The market saw a significant reversal today, driven by strong earnings reports from financial stocks and a decrease in trade tensions. The S&P 500 index reached new highs for the year, with ETFs leading the charge and nearing record highs. However, liquidity levels have plummeted to their worst levels since August, indicating a decrease in investor confidence.

Our desk is currently experiencing low activity levels, with our franchise performing well due to LO selling. The popularity of certain sectors, such as consumer discretionary and communication services, has increased demand, while supply in macro products, real estate, and industrials has led to a decrease in supply.
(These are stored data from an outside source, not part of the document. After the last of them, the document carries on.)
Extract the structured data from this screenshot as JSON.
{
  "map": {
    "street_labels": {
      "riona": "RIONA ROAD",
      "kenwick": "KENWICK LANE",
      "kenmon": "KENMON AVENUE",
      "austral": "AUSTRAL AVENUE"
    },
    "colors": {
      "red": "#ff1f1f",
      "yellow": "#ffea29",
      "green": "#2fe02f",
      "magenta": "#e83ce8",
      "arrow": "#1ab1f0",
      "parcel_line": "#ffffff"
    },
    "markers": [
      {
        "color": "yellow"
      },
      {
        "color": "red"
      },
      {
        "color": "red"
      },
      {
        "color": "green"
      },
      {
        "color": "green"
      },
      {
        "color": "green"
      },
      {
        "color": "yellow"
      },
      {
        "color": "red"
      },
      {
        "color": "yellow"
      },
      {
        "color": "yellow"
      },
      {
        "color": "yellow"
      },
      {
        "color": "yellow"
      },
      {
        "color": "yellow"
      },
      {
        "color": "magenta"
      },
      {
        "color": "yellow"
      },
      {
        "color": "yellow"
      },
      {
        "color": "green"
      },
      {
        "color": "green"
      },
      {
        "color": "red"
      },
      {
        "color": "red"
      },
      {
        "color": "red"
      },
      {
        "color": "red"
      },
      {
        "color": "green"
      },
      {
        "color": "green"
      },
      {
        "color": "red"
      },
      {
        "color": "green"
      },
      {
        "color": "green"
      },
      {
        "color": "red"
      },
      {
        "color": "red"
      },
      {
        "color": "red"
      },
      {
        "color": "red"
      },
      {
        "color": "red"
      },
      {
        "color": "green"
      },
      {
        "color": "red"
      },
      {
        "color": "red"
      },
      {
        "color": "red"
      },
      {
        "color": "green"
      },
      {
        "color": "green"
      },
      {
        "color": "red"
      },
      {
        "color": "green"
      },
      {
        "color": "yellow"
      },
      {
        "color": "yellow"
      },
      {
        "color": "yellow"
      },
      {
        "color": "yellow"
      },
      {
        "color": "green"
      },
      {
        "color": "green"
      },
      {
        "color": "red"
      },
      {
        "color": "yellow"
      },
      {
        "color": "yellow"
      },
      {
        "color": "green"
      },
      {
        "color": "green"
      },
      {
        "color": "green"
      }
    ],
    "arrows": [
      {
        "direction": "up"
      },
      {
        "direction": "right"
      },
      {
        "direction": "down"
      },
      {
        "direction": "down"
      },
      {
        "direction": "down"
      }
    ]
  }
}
Similarly, HFs are more interested in buying, particularly in the technology, finance, and consumer staples sectors.

The recent focus on US-China trade and credit concerns (the “cockroach theory”) continues to be a major driver of market sentiment. Additionally, the ongoing government shutdown and hawkish FOMC comments from Waller have contributed to the current market dynamics. Meanwhile, some analysts believe that the recent sell-off in AI stocks, such as ORCL and TSM, may be due to a “sell the news” action, as investors are taking profits after recent positive news.

Overall, while the market is experiencing high levels of volatility, the current trends suggest that medium-term action could prove supportive for many stocks, particularly those with longer-term projects and revisions (2027+). As always, it’s important to stay informed and adapt to changing market conditions.